Leptospermum arachnoides, commonly known as the spidery tea-tree, is a species of shrub that is endemic to eastern Australia. It has rough bark, crowded linear to lance-shaped leaves with a sharp point on the end, white flowers and hairy fruit.

==Description==
Leptospermum arachnoides is a slender, spreading shrub that typically grows to 1-2 m high and 1.5 m wide and has rough, peeling, flaky bark. The leaves are linear to lance-shaped or elliptical, mostly 10-20 mm long, 1-3 mm wide, concave in cross-section, with a sharp point on the end and on a very short but broad petiole. The flowers are borne singly in leaf axils and are 8-10 mm in diameter with a hairy floral cup about 2 mm long. The sepals are about 2 mm long and hairy, the petals about 4 mm long and white, the stamens are about 2 mm long.
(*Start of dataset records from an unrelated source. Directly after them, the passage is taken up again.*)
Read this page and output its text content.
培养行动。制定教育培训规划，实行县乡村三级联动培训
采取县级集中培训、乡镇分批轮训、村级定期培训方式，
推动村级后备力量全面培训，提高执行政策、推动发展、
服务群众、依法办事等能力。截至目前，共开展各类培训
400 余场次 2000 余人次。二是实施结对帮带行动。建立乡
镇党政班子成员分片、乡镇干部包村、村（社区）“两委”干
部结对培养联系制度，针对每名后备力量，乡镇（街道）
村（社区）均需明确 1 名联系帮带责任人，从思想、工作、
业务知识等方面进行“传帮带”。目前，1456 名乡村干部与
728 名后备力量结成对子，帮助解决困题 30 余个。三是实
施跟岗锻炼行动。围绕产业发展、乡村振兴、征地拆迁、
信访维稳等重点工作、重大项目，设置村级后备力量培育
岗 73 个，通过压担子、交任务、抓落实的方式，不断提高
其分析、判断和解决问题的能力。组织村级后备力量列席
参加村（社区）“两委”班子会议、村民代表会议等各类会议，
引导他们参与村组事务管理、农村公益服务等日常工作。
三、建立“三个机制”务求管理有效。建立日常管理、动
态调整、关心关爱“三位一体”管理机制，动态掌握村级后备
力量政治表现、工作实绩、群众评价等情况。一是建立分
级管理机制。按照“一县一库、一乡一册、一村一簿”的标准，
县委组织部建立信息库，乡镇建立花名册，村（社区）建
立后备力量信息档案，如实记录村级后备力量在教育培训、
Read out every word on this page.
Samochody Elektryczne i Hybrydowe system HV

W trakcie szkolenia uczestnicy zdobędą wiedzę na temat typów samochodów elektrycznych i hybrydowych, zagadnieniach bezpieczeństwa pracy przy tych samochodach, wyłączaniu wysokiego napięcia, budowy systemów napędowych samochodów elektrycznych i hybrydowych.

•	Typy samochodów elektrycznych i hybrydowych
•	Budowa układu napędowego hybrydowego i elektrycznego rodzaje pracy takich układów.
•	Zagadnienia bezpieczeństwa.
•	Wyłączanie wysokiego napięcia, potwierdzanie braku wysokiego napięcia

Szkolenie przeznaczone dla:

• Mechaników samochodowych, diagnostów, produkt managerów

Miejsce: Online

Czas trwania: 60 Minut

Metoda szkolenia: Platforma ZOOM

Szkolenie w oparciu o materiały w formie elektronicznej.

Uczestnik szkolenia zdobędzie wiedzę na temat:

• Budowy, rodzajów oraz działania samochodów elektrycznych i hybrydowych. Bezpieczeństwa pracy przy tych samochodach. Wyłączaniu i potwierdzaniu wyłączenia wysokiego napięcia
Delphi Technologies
Flowering occurs from November to January and the fruit is a hairy capsule 5-8 mm in diameter.

==Taxonomy and naming==
Leptospermum arachnoides was first formally described in 1788 by Joseph Gaertner in his book De Fructibus et Seminibus Plantarum. The specific epithet (‘’arachnoides’’) is derived from Latin, meaning "resembling a spider".

==Distribution and habitat==
Spidery tea-tree grows in moist heath and sclerophyll forest, usually on shallow soils derived from sandstone and granite. It occurs between south-east Queensland and the Tinderry Range in New South Wales.